Inflation Term‑Structure

Specification for a composite signal blending 5‑year and 10‑year breakeven inflation with the real 10‑year TIPS yield to classify Reflation, Neutral, or Disinflation regimes.

Abstract

This note defines an inflation term‑structure signal using the breakeven curve slope and real yields. Inputs are the 5‑year breakeven (T5YIE), 10‑year breakeven (T10YIE), and the 10‑year TIPS yield (DFII10). Series are month‑end aligned. A robust z‑score standardisation (rolling median/MAD) is applied to each input, and a weighted blend (0.4 · z(T5YIE) + 0.3 · z(T10YIE) + 0.3 · z(−DFII10)) forms a continuous composite. The composite is discretised into regimes using fixed cut‑offs ±0.75.

1. Data

All inputs are resampled to month‑end and trimmed to a rolling history as required by the rolling window used in the robust z‑score (default win = 60 months, min\_win = 24 months).

2. Alignment & Transformations

  1. Month‑end alignment: resample each series to month‑end and select the last observation.
  2. Term spread: compute the slope of the breakeven curve
    \text{Term\_Spread}_t = T10YIE_t − T5YIE_t
    (The spread can be charted but is not directly used in the composite below.)
  3. Robust standardisation: for any series X,
    z\_{rob}(X)_t = \dfrac{X_t − \mathrm{median}(X)_{t, w}}{1.4826 · \mathrm{MAD}(X)_{t, w}}
    with a rolling window w of up to 60 months (min 24). The 1.4826 factor scales MAD to σ under normality.

3. Composite Construction

  1. Inputs: Z\_{T5} = z\_{rob}(T5YIE), Z\_{T10} = z\_{rob}(T10YIE), Z\_{mReal} = z\_{rob}(−DFII10) (lower real yields imply easier financial conditions, hence the sign inversion).
  2. Weighted blend:
    \text{Infl\_Term\_Composite}_t = 0.4·Z\_{T5,t} + 0.3·Z\_{T10,t} + 0.3·Z\_{mReal,t}

4. Regime Mapping

Map the composite into discrete regimes using fixed thresholds:

\text{If } C_t \ge 0.75 \Rightarrow \textit{Reflation};\quad |C_t| < 0.75 \Rightarrow \textit{Neutral};\quad C_t \le -0.75 \Rightarrow \textit{Disinflation}

5. Implementation Notes (Python)

import pandas as pd
import numpy as np

# ---- Robust z-score ----
def robust_z(s, win=60, min_win=24):
    x = pd.to_numeric(s, errors="coerce").astype(float)
    w = max(min_win, min(win, x.dropna().size))
    med = x.rolling(w, min_periods=min_win).median()
    mad = (x - med).abs().rolling(w, min_periods=min_win).median()
    return (x - med) / (1.4826 * mad.replace(0, np.nan))

# Assume df_infl_term with columns [Date, T5YIE, T10YIE, DFII10]
d = df_infl_term.copy()
d["Term_Spread"] = d["T10YIE"] - d["T5YIE"]

d["Z_T5"]    = robust_z(d["T5YIE"])      # 5y breakeven

d["Z_T10"]   = robust_z(d["T10YIE"])     # 10y breakeven

d["Z_mReal"] = robust_z(-d["DFII10"])    # inverted real yield

d["Infl_Term_Composite"] = 0.4*d["Z_T5"] + 0.3*d["Z_T10"] + 0.3*d["Z_mReal"]

# Discretise
hi, lo = 0.75, -0.75

def _regime(v):
    if pd.isna(v):
        return np.nan
    return "Reflation" if v > hi else ("Disinflation" if v < lo else "Neutral")

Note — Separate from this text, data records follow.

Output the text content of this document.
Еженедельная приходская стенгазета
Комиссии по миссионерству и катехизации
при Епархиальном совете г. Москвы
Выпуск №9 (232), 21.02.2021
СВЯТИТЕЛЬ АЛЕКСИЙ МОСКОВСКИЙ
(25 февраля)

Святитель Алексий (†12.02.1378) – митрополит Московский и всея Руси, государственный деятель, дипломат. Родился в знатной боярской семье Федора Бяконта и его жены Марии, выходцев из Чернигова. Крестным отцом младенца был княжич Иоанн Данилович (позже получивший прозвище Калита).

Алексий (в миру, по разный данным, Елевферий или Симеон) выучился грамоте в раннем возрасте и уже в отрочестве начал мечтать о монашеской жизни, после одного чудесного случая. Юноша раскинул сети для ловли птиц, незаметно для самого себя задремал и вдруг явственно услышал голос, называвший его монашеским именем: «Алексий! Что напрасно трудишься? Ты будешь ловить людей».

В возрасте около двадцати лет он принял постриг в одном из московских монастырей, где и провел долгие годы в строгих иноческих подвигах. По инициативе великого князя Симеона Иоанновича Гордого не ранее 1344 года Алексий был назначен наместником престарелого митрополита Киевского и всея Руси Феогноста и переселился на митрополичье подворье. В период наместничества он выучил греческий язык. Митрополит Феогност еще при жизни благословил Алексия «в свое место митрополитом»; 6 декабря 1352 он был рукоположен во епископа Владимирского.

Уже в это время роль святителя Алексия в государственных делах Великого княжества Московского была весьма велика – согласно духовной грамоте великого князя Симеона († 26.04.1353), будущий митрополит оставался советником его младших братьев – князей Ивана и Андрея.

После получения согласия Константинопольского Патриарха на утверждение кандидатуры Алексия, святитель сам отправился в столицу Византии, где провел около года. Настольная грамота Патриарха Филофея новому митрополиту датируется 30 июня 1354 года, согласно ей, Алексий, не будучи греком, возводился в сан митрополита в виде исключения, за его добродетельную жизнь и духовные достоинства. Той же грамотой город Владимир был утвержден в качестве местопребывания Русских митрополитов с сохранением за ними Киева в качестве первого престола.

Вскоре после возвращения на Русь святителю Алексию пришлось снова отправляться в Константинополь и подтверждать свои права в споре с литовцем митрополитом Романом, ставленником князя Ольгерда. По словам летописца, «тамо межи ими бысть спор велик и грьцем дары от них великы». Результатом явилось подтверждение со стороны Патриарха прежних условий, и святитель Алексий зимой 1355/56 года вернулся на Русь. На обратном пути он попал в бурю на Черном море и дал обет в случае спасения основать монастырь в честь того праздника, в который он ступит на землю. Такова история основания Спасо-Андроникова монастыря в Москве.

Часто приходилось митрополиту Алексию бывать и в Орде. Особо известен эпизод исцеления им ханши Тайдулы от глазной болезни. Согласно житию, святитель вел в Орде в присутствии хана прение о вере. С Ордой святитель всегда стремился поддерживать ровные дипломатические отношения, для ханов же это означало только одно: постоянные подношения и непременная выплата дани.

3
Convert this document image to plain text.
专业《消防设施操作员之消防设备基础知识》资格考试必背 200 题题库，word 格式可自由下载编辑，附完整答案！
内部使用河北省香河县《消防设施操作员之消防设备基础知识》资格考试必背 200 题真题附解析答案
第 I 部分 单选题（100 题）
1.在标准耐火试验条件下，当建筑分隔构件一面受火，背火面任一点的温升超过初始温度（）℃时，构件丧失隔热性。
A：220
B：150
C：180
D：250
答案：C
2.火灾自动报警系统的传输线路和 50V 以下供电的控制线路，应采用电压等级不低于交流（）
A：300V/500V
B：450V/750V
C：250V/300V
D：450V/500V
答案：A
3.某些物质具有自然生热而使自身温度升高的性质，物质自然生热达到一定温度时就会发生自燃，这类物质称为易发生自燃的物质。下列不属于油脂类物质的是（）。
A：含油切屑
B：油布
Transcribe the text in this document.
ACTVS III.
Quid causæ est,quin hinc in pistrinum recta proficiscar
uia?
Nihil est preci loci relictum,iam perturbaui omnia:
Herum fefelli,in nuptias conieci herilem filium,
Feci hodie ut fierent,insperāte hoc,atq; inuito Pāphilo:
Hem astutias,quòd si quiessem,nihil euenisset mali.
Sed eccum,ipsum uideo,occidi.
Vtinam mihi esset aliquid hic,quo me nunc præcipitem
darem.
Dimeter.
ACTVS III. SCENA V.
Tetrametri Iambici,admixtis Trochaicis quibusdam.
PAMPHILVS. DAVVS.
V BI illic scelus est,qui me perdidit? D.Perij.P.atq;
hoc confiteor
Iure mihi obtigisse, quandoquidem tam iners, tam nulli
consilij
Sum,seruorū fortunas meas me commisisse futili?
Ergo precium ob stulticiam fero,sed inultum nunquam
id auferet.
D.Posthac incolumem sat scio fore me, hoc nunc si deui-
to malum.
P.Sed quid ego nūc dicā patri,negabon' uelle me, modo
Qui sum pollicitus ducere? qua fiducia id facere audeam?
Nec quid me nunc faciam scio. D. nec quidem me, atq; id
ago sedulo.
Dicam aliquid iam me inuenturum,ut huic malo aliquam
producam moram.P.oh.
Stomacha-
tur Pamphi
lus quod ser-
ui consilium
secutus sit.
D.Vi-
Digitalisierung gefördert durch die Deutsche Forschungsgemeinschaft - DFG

d["Infl_Term_Regime"] = d["Infl_Term_Composite"].apply(_regime)

df_sig_infl_term = d

Drop‑in compatible with existing pipelines: use df_sig_infl_term downstream for charts and dashboards.

6. Assumptions & Limitations

7. Reproducibility

8. Applications

Useful as a conditioning variable for macro factor models, inflation‑sensitive tilts (commodities, breakevens, value/growth), and as a cross‑check against price‑based risk indicators (e.g., real‑yield shocks). Naturally pairs with liquidity and activity signals for broader regime classification.